Quentin crossed his arms, looking at us with his uncanny blue eyes. He had listened to us in silence. As usual, he had taken no notes, as if every word we said was immediately locked into his brain. On the table between us was our only piece of evidence—the photos we’d taken from John Haller, including the one shot on Hunter Beach.

“Mr.Carter,” the detective said crisply, as if he was told ghost stories all the time. “You’re saying that this woman”—he gestured to Shannon in the photographs—“is your birth mother.”

“Yes,” Eddie said. As strange as this interview was, he looked more relaxed than he had when we started, as if he was unburdened.

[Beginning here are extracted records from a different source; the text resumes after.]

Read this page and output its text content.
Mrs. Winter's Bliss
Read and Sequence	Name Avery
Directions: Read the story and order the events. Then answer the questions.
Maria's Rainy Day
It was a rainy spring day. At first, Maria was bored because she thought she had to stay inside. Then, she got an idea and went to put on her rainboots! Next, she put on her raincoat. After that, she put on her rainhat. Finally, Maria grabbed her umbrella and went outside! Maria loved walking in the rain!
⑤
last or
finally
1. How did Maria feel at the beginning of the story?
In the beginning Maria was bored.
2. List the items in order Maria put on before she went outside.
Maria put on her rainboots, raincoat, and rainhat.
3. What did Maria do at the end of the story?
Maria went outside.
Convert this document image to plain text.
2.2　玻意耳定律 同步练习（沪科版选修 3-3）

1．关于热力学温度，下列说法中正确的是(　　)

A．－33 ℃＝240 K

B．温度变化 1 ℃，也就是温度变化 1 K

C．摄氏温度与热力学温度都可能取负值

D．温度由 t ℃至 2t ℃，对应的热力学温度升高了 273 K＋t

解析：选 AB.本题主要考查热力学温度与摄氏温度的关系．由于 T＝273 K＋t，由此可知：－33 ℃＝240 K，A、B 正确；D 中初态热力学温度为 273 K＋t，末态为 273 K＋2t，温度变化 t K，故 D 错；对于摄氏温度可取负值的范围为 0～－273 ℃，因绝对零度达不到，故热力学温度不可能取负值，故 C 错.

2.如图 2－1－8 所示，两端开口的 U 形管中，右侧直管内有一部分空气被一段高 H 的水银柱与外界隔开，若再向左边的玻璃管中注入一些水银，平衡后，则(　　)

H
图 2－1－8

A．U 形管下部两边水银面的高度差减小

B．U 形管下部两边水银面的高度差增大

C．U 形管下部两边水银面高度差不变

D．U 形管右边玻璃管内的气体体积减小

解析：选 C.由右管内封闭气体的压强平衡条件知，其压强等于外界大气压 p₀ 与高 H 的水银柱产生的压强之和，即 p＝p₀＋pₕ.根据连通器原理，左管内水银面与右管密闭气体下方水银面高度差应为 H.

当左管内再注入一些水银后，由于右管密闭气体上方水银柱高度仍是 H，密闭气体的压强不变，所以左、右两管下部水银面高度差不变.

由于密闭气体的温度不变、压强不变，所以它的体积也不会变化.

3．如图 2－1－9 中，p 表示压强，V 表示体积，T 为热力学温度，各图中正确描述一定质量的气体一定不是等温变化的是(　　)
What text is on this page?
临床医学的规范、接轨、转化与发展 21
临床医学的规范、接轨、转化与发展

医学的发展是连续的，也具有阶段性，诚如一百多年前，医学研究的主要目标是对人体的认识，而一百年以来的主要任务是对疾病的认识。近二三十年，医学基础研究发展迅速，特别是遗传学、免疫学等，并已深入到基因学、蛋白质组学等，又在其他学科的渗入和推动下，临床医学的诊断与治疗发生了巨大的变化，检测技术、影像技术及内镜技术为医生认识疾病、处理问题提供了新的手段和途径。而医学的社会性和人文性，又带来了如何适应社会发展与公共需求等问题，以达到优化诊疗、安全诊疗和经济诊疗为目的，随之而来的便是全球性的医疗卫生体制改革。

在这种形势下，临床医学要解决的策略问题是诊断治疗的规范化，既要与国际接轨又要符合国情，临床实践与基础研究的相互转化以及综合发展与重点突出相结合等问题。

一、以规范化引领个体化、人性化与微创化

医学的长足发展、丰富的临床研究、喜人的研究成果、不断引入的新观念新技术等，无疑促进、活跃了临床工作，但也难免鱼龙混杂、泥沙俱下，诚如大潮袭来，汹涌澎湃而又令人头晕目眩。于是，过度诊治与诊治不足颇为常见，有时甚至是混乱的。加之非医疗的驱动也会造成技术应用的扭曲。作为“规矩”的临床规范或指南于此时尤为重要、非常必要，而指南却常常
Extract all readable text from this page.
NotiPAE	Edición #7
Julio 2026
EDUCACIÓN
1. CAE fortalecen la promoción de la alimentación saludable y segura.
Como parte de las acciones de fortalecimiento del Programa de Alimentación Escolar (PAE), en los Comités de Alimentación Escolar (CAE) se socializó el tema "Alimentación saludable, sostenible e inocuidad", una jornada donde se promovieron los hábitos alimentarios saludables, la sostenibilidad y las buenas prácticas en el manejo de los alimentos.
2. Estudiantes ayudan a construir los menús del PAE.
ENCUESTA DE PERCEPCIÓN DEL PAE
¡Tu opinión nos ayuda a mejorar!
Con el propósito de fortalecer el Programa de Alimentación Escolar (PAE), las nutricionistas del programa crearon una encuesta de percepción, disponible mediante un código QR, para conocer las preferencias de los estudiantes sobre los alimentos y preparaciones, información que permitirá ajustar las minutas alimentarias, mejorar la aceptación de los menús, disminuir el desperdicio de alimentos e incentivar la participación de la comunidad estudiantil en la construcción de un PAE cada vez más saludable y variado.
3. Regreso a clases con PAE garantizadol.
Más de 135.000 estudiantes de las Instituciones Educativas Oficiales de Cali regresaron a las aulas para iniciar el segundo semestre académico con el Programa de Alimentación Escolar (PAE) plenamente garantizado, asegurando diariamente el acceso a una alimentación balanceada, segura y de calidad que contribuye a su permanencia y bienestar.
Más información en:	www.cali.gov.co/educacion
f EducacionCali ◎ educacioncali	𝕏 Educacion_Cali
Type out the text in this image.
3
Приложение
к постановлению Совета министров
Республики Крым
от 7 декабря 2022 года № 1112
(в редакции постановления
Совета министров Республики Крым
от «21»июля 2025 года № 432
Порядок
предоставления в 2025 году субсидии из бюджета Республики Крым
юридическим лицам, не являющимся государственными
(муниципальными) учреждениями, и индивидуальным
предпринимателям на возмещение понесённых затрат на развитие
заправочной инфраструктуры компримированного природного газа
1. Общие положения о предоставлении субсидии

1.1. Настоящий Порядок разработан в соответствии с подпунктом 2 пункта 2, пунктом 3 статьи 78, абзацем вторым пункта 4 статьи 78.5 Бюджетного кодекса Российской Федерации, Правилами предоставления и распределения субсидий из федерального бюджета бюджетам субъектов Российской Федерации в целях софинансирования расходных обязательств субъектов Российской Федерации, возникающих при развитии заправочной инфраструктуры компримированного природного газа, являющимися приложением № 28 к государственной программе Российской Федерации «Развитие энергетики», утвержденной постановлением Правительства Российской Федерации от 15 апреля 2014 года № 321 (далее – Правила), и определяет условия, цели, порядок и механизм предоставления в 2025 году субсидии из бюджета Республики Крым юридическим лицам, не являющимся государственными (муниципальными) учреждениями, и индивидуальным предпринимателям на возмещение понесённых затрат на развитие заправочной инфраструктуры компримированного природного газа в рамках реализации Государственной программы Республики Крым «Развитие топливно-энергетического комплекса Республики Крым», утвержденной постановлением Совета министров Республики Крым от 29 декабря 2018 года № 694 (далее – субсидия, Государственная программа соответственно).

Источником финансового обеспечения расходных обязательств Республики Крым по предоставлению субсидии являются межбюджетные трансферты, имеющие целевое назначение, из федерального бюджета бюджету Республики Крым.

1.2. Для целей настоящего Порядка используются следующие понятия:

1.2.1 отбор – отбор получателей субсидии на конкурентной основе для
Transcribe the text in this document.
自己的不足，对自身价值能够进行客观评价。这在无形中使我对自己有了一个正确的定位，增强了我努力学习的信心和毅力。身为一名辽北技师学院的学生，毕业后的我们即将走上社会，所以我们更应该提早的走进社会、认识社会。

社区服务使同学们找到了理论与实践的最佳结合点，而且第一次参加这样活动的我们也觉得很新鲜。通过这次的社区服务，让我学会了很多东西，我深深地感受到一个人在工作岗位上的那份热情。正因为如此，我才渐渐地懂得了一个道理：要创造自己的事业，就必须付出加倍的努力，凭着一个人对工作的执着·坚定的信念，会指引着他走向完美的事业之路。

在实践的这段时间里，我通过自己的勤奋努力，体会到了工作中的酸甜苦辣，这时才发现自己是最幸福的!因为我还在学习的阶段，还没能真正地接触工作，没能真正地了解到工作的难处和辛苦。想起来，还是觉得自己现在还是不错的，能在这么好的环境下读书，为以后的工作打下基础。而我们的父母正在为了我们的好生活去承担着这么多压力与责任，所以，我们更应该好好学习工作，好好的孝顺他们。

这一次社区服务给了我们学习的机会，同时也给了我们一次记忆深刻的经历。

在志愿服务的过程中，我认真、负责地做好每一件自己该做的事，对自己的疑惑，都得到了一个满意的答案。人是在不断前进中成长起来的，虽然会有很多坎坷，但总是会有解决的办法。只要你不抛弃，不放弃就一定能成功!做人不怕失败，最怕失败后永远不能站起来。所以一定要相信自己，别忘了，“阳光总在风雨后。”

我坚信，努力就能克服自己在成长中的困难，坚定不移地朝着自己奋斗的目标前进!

“You also claim that this woman’s father possessed a camera with this photograph on the film, which means the camera was obtained after she left home. This, to you, proves that the father saw the daughter at least once after she left, contrary to his missing person’s report. And from this, you conjecture that he must have killed his daughter on Atticus Line. In effect, your grandfather murdered your mother. Am I following this?”

“Yes,” Eddie said.

“Mrs.Carter,” Quentin continued, turning to me. “You have stated that your husband broke into the house of a man named John Haller in Midland, and that you followed him. Both of you illegally entered the man’s house through a window while he wasn’t home. In searching John Haller’s home, you found the camera with the alleged film inside, after which you produced these photographs.”

“That’s right,” I said.

“And by the two of you committing this crime, you both claim to have solved one of my oldest open murder cases, a case that—please excuse my word usage—haunts my career even now, nineteen years later, as a blight on my record, even though it happened before my time.”

I looked into his chilly blue eyes as I answered him. “Yes.”

Quentin leaned forward across the table. “I can make one phone call. One. I can call the Midland PD and ask if a man named John Haller has reported a break-in at his home, and the answer will be yes or no. If it’s yes, I will tell the Midland PD that I have two suspects here who are confessing. If it’s no, your entire story disappears. Neither of those options is very good from your point of view. So please explain, Mrs.Carter, why did you tell me any of this in the first place?”

He was hard to read, but I read enough. It was in the undercurrent of anger in his voice at the idea that we were wasting his precious time. “You don’t believe us,” I said.

“Believe you?” He tapped the photograph. “This photo could be of anyone. It could have been taken at any time, and it could have come from anywhere. You could have brought it with you from Ann Arbor, for all I know. It isn’t evidence. To solve a murder case, I require evidence. You’ve given me nothing.”

Eddie shifted in his seat beside me, because he didn’t like the way Quentin was speaking to me. But I held still and kept my gaze on the detective’s. “You don’t scare me,” I told him, my voice almost as icy as his. “Make your phone call. Do it.”

“I am not susceptible to women like you,” Quentin said as Eddie shifted in his seat again, getting angry at the phrase women like you. “Maybe everyone else you meet is, including your husband. They react to your blond hair, your looks, your smile. Pretty, but not too pretty, correct? The way you dress manages to show off your legs without being too showy. You don’t talk too much or too little. You don’t push. You pretend to be agreeable and obedient, and then you do whatever you want. Women like you can keep secrets for years—decades. Until death, if they have to. They never get drunk and slip up or get stupid over a man and tell him too much. And woe to anyone who crosses you. You think I don’t see it? Because I saw it from the very first second I walked into the room the night that Rhonda Jean Breckwith died in your back seat.”

His words fell hard, and I kept my face from flinching. I’d thought I’d been so careful. I should have known.